Nel percorso seguito abbiamo visto come questi tre elementi andrebbero un po’ rivisti, sia nell’ottica di avere maggiori prospettive di riuscita, ma soprattutto in osservanza all’opportunità di portare a casa qualcosa più di un semplice calo ponderale.

Anzitutto dobbiamo sostituire l’idea di metterci a una dieta con il ben più gratificante e lungimirante imparare a mangiare bene. La differenza sarebbe nulla se considerassimo il termine dieta nella sua accezione più corretta di igiene di vita, ma per come siamo abituati a reputarla la differenza è abissale: mangiare bene è uno dei capisaldi della salute (con il movimento e la cura di sé) ed oltretutto è anche più versatile. Nel nostro immaginifico una dieta è un prestampato da seguire, il mangiar bene può anche essere ricco di piacevolezza.

In secondo luogo è fondamentale riuscire a guardare un po’ più in là del nostro, metaforicamente magari già lungo, naso per estendere il nostro obbiettivo a qualcosa di più importante che non perdere qualche chilo, ovvero, ripetendomi, aggiungere anni alla nostra vita e, soprattutto, vita ai nostri anni. Si tratterebbe solo di aumentare la consapevolezza dell’importanza della salute in un contesto in cui l’obbiettivo più importante non esclude quello più immediato, anzi ne da lustro e vigore.

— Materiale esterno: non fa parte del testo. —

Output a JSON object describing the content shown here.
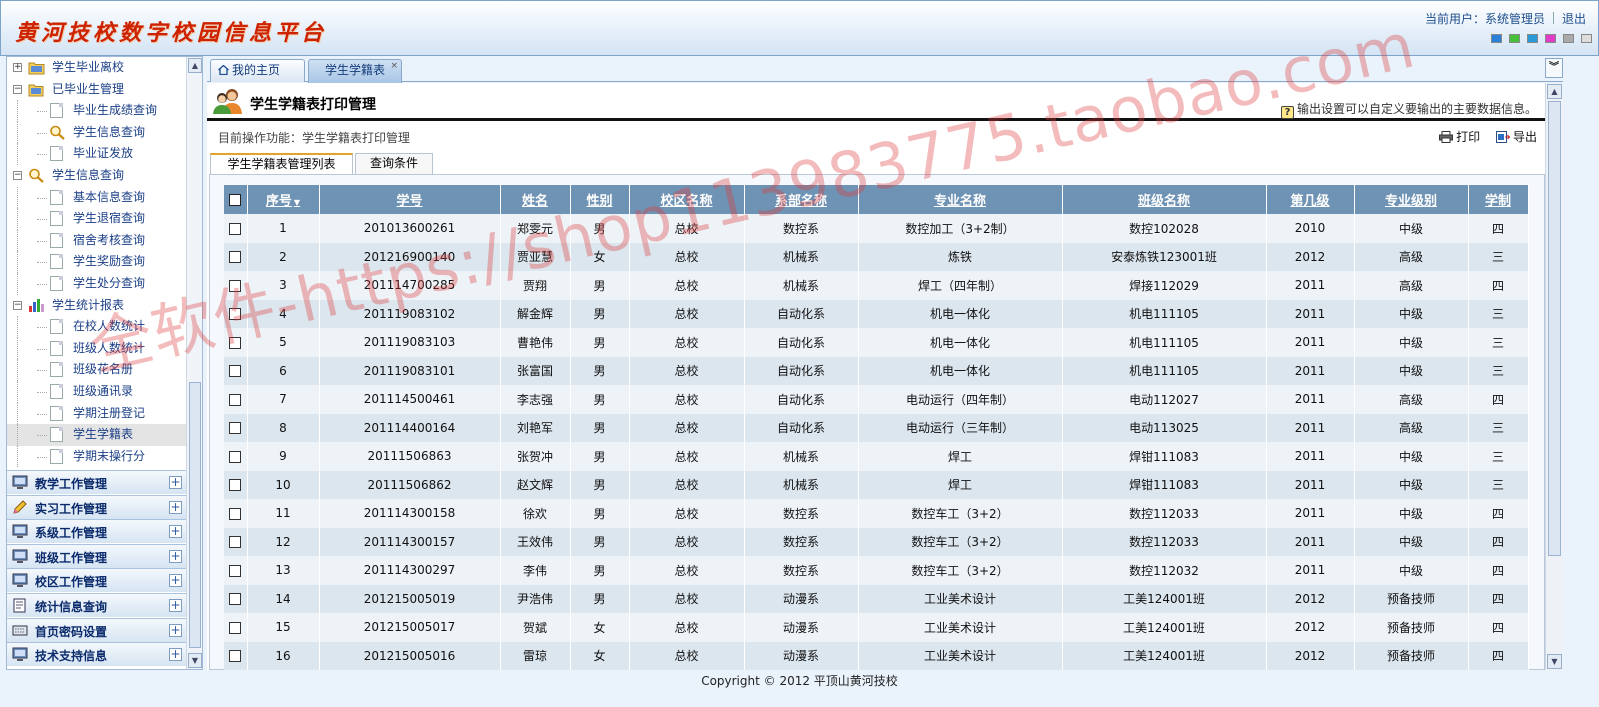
{
  "header": {
    "logo_text": "黄河技校数字校园信息平台",
    "current_user_label": "当前用户：系统管理员",
    "logout_label": "退出",
    "skin_colors": [
      "#2a7fd8",
      "#48c039",
      "#2a9ad8",
      "#e03cc8",
      "#aaaaaa",
      "#dddddd"
    ]
  },
  "sidebar": {
    "tree": [
      {
        "label": "学生毕业离校",
        "level": 1,
        "toggle": "+",
        "icon": "folder-icon"
      },
      {
        "label": "已毕业生管理",
        "level": 1,
        "toggle": "−",
        "icon": "folder-open-icon"
      },
      {
        "label": "毕业生成绩查询",
        "level": 2,
        "icon": "page-icon"
      },
      {
        "label": "学生信息查询",
        "level": 2,
        "icon": "magnifier-icon"
      },
      {
        "label": "毕业证发放",
        "level": 2,
        "icon": "page-icon"
      },
      {
        "label": "学生信息查询",
        "level": 1,
        "toggle": "−",
        "icon": "magnifier-icon"
      },
      {
        "label": "基本信息查询",
        "level": 2,
        "icon": "page-icon"
      },
      {
        "label": "学生退宿查询",
        "level": 2,
        "icon": "page-icon"
      },
      {
        "label": "宿舍考核查询",
        "level": 2,
        "icon": "page-icon"
      },
      {
        "label": "学生奖励查询",
        "level": 2,
        "icon": "page-icon"
      },
      {
        "label": "学生处分查询",
        "level": 2,
        "icon": "page-icon"
      },
      {
        "label": "学生统计报表",
        "level": 1,
        "toggle": "−",
        "icon": "bar-chart-icon"
      },
      {
        "label": "在校人数统计",
        "level": 2,
        "icon": "page-icon"
      },
      {
        "label": "班级人数统计",
        "level": 2,
        "icon": "page-icon"
      },
      {
        "label": "班级花名册",
        "level": 2,
        "icon": "page-icon"
      },
      {
        "label": "班级通讯录",
        "level": 2,
        "icon": "page-icon"
      },
      {
        "label": "学期注册登记",
        "level": 2,
        "icon": "page-icon"
      },
      {
        "label": "学生学籍表",
        "level": 2,
        "icon": "page-icon",
        "selected": true
      },
      {
        "label": "学期末操行分",
        "level": 2,
        "icon": "page-icon"
      }
    ],
    "sections": [
      {
        "label": "教学工作管理",
        "icon": "monitor-icon"
      },
      {
        "label": "实习工作管理",
        "icon": "pencil-icon"
      },
      {
        "label": "系级工作管理",
        "icon": "monitor-icon"
      },
      {
        "label": "班级工作管理",
        "icon": "monitor-icon"
      },
      {
        "label": "校区工作管理",
        "icon": "monitor-icon"
      },
      {
        "label": "统计信息查询",
        "icon": "document-icon"
      },
      {
        "label": "首页密码设置",
        "icon": "keyboard-icon"
      },
      {
        "label": "技术支持信息",
        "icon": "monitor-icon"
      }
    ],
    "expand_symbol": "+"
  },
  "tabs": [
    {
      "label": "我的主页"
    },
    {
      "label": "学生学籍表",
      "close": "×"
    }
  ],
  "tabs_scroll_symbol": "︾",
  "page": {
    "title": "学生学籍表打印管理",
    "tip": "输出设置可以自定义要输出的主要数据信息。",
    "tip_icon": "?",
    "crumb": "目前操作功能：学生学籍表打印管理",
    "print_label": "打印",
    "export_label": "导出",
    "subtabs": [
      "学生学籍表管理列表",
      "查询条件"
    ]
  },
  "table": {
    "columns": [
      "序号",
      "学号",
      "姓名",
      "性别",
      "校区名称",
      "系部名称",
      "专业名称",
      "班级名称",
      "第几级",
      "专业级别",
      "学制"
    ],
    "sort_indicator": "▼",
    "rows": [
      [
        "1",
        "201013600261",
        "郑雯元",
        "男",
        "总校",
        "数控系",
        "数控加工（3+2制）",
        "数控102028",
        "2010",
        "中级",
        "四"
      ],
      [
        "2",
        "201216900140",
        "贾亚慧",
        "女",
        "总校",
        "机械系",
        "炼铁",
        "安泰炼铁123001班",
        "2012",
        "高级",
        "三"
      ],
      [
        "3",
        "201114700285",
        "贾翔",
        "男",
        "总校",
        "机械系",
        "焊工（四年制）",
        "焊接112029",
        "2011",
        "高级",
        "四"
      ],
      [
        "4",
        "201119083102",
        "解金辉",
        "男",
        "总校",
        "自动化系",
        "机电一体化",
        "机电111105",
        "2011",
        "中级",
        "三"
      ],
      [
        "5",
        "201119083103",
        "曹艳伟",
        "男",
        "总校",
        "自动化系",
        "机电一体化",
        "机电111105",
        "2011",
        "中级",
        "三"
      ],
      [
        "6",
        "201119083101",
        "张富国",
        "男",
        "总校",
        "自动化系",
        "机电一体化",
        "机电111105",
        "2011",
        "中级",
        "三"
      ],
      [
        "7",
        "201114500461",
        "李志强",
        "男",
        "总校",
        "自动化系",
        "电动运行（四年制）",
        "电动112027",
        "2011",
        "高级",
        "四"
      ],
      [
        "8",
        "201114400164",
        "刘艳军",
        "男",
        "总校",
        "自动化系",
        "电动运行（三年制）",
        "电动113025",
        "2011",
        "高级",
        "三"
      ],
      [
        "9",
        "20111506863",
        "张贺冲",
        "男",
        "总校",
        "机械系",
        "焊工",
        "焊钳111083",
        "2011",
        "中级",
        "三"
      ],
      [
        "10",
        "20111506862",
        "赵文辉",
        "男",
        "总校",
        "机械系",
        "焊工",
        "焊钳111083",
        "2011",
        "中级",
        "三"
      ],
      [
        "11",
        "201114300158",
        "徐欢",
        "男",
        "总校",
        "数控系",
        "数控车工（3+2）",
        "数控112033",
        "2011",
        "中级",
        "四"
      ],
      [
        "12",
        "201114300157",
        "王效伟",
        "男",
        "总校",
        "数控系",
        "数控车工（3+2）",
        "数控112033",
        "2011",
        "中级",
        "四"
      ],
      [
        "13",
        "201114300297",
        "李伟",
        "男",
        "总校",
        "数控系",
        "数控车工（3+2）",
        "数控112032",
        "2011",
        "中级",
        "四"
      ],
      [
        "14",
        "201215005019",
        "尹浩伟",
        "男",
        "总校",
        "动漫系",
        "工业美术设计",
        "工美124001班",
        "2012",
        "预备技师",
        "四"
      ],
      [
        "15",
        "201215005017",
        "贺斌",
        "女",
        "总校",
        "动漫系",
        "工业美术设计",
        "工美124001班",
        "2012",
        "预备技师",
        "四"
      ],
      [
        "16",
        "201215005016",
        "雷琼",
        "女",
        "总校",
        "动漫系",
        "工业美术设计",
        "工美124001班",
        "2012",
        "预备技师",
        "四"
      ]
    ]
  },
  "footer": {
    "copyright": "Copyright © 2012 平顶山黄河技校"
  },
  "watermark": "全软件-https://shop113983775.taobao.com"
}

Da ultimo sarebbe bene dare la maggior tara possibile al “peso ideale”, qualificandolo sostanzialmente come un indicatore del peso in più e basta: il peso a cui mirare non lo conosce nessuno e solo una volta raggiunto potremo dire che era quello. Del resto volere a tutti i costi un numero al quale mirare non lascia presagire nulla di buono, se non frustrazione e insoddisfazione.

In definitiva si tratta di rivedere i nostri presupposti solo con un respiro più ampio.